ViMoS: Democratizing Humanoid Motion Imitation without MoCap

Gabriel P. O. Ruotolo^1,2, Marcos P. C. M. Queiroz^1,3, José G. R. Teles^1,4, Lavínia R. Lima^1,2, Lucas Ólives^1,2, Juan R. B. de F. Silva^1,5, Telma W. de L. Soares^1,3

¹AKCIT — Advanced Knowledge Center for Immersive Technologies, Federal University of Goiás, Goiânia, Brazil

²School of Electrical, Mechanical and Computer Engineering, Federal University of Goiás, Goiânia, Brazil

³Institute of Informatics, Federal University of Goiás, Goiânia, Brazil

⁴Institute of Physics, Federal University of Goiás, Goiânia, Brazil

⁵Division of Electrical and Computer Engineering, Technological Institute of Aeronautics, São José dos Campos, Brazil

^*Alphabetical order, equal contribution

Paper

arXiv

YouTube

Code

Abstract

Teaching humanoid robots expressive, athletic behaviors has historically required expensive Motion Capture (MoCap) infrastructure — placing this capability out of reach for most academic and competition teams. This paper presents ViMoS, an open-source, end-to-end pipeline that transforms a single monocular video into a deployable robot control policy using only a consumer-grade GPU (tested on an NVIDIA RTX 4090).
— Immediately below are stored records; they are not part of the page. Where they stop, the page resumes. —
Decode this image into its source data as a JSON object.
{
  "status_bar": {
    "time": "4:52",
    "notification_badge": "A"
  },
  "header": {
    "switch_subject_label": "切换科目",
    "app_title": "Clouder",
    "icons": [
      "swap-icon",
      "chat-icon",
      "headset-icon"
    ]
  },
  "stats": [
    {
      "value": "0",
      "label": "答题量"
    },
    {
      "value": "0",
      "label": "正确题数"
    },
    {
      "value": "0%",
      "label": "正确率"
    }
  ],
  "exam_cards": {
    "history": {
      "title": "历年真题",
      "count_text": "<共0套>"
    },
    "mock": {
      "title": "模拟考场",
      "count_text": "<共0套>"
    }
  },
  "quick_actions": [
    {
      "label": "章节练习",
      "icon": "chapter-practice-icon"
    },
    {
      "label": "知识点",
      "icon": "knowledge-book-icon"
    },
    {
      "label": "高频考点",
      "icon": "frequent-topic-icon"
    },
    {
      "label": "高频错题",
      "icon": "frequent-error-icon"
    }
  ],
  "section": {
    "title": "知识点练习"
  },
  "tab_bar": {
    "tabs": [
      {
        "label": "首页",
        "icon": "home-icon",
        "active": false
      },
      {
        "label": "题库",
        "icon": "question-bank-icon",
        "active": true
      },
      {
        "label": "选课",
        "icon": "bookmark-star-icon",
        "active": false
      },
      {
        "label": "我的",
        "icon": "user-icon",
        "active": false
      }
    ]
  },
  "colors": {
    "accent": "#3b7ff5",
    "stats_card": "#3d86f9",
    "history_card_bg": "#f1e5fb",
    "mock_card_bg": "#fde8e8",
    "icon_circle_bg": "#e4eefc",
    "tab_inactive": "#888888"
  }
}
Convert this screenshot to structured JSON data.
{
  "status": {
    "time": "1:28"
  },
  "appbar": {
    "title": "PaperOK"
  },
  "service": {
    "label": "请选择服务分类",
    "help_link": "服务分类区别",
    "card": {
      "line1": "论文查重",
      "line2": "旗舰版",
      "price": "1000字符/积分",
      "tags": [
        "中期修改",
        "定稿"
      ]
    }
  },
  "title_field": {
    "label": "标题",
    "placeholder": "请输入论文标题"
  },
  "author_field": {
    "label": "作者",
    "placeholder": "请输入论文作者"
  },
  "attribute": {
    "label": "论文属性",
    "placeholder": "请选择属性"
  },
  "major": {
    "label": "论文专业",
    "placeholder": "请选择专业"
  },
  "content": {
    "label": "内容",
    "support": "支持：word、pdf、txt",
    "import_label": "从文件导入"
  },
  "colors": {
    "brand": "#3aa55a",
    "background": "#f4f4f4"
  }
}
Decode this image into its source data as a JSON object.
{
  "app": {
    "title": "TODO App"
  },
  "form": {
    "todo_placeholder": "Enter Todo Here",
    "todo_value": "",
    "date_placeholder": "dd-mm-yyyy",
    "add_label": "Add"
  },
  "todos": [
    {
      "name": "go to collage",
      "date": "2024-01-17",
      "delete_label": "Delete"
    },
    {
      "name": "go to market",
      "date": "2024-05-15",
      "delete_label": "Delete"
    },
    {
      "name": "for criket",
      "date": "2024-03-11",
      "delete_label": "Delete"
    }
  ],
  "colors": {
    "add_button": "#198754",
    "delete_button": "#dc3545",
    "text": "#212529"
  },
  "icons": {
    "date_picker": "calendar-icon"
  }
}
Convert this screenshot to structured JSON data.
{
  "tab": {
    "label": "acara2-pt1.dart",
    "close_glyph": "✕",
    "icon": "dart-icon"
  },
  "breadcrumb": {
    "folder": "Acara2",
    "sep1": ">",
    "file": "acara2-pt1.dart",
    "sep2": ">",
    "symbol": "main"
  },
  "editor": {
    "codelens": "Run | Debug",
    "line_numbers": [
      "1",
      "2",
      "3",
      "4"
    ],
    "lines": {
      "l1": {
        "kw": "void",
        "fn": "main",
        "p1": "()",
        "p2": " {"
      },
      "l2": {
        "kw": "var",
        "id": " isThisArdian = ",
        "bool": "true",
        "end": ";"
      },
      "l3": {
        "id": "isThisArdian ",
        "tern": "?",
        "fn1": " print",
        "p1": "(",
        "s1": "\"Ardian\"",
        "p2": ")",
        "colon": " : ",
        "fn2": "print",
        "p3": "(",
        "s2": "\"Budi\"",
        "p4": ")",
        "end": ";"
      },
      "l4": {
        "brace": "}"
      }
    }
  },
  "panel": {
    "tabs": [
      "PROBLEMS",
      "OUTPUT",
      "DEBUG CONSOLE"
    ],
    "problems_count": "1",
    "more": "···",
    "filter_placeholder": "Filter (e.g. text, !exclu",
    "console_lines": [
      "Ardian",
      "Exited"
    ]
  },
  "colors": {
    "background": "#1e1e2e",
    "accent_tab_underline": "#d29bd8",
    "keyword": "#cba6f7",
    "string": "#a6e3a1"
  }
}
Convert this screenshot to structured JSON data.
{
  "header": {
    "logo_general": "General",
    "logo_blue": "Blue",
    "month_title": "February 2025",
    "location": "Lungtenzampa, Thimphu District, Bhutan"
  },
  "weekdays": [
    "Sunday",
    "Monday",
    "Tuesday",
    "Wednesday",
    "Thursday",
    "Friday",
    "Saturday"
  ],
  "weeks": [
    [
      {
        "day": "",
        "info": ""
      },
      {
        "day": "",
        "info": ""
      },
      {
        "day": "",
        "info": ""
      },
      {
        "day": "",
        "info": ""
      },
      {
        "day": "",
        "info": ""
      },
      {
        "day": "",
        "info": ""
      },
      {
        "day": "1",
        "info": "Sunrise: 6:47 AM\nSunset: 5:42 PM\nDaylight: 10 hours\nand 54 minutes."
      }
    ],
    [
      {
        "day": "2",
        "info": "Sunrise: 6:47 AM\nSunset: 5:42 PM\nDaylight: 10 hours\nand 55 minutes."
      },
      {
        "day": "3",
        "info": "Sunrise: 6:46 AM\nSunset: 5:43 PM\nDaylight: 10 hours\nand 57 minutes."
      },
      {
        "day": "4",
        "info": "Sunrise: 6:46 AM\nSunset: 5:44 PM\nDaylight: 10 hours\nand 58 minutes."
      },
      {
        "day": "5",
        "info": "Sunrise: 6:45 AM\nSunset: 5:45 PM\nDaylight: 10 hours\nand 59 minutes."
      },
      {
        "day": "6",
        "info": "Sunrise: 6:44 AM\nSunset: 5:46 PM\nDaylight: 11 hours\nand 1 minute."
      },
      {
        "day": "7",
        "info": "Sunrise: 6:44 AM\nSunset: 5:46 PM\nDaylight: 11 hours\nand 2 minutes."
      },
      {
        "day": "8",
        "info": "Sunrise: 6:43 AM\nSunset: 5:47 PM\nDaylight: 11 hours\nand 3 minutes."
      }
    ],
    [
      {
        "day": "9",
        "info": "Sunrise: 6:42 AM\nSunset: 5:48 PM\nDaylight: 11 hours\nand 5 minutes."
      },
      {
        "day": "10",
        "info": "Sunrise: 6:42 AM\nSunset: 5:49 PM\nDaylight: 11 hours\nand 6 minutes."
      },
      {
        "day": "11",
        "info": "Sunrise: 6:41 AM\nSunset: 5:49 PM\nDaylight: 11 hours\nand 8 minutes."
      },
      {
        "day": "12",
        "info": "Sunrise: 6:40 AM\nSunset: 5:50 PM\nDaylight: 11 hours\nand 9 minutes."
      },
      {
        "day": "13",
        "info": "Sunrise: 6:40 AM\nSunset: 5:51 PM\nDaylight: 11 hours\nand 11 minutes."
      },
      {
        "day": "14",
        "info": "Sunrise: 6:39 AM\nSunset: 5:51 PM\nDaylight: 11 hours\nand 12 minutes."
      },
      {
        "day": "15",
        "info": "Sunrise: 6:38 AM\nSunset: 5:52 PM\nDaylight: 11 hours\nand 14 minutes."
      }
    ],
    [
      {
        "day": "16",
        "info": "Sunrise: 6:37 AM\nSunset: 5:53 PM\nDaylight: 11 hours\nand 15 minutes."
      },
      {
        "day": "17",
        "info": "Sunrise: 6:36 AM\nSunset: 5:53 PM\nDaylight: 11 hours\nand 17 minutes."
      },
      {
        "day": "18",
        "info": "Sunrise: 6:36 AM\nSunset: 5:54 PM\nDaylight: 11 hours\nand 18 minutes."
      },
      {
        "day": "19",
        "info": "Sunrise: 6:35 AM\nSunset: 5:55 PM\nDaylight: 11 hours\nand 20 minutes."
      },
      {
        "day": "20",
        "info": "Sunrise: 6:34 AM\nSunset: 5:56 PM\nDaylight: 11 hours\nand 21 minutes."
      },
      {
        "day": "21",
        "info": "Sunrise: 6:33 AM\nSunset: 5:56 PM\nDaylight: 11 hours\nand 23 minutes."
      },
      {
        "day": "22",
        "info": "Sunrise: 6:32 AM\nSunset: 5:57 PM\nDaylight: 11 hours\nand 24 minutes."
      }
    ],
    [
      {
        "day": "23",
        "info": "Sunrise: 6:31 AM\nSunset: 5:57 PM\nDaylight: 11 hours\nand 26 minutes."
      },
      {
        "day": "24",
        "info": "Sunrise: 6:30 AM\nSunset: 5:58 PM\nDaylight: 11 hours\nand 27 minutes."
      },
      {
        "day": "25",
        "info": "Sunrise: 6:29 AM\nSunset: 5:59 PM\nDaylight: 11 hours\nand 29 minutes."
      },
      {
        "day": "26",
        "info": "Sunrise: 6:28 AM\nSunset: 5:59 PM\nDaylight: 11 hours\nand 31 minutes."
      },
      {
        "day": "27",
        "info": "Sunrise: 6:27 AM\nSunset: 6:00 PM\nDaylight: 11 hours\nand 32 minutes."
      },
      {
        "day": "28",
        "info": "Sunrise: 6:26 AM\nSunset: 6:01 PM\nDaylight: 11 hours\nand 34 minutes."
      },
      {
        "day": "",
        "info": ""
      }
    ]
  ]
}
By integrating GENMO for generative motion estimation, GMR for kinematic retargeting, and BeyondMimic for reinforcement learning inside NVIDIA Isaac Lab, ViMoS enables teams to deploy whole-body behaviors onto physical humanoids such as the Unitree G1 and Booster T1. We validate the pipeline by successfully training and transferring four qualitatively distinct motion skills. A fully containerized Docker workflow minimizes setup friction to under 30 minutes, making expressive humanoid motion accessible to the broader RoboCup community.

Introduction

Expressive whole-body motion is a cornerstone of humanoid robotics, yet creating new behaviors remains prohibitively expensive and technically demanding. High-fidelity motion data traditionally relies on Motion Capture (MoCap) systems, which carry hardware costs in the tens of thousands of dollars and require calibrated laboratory environments — infrastructure unavailable to most academic and competition teams.

Beyond hardware, a significant software fragmentation barrier exists. Tools for video-based pose estimation, kinematic retargeting, and physics-based policy learning often reside in isolated repositories with incompatible dependencies. Integrating these into a functional pipeline typically requires weeks of engineering effort, a process often lost between competition cycles.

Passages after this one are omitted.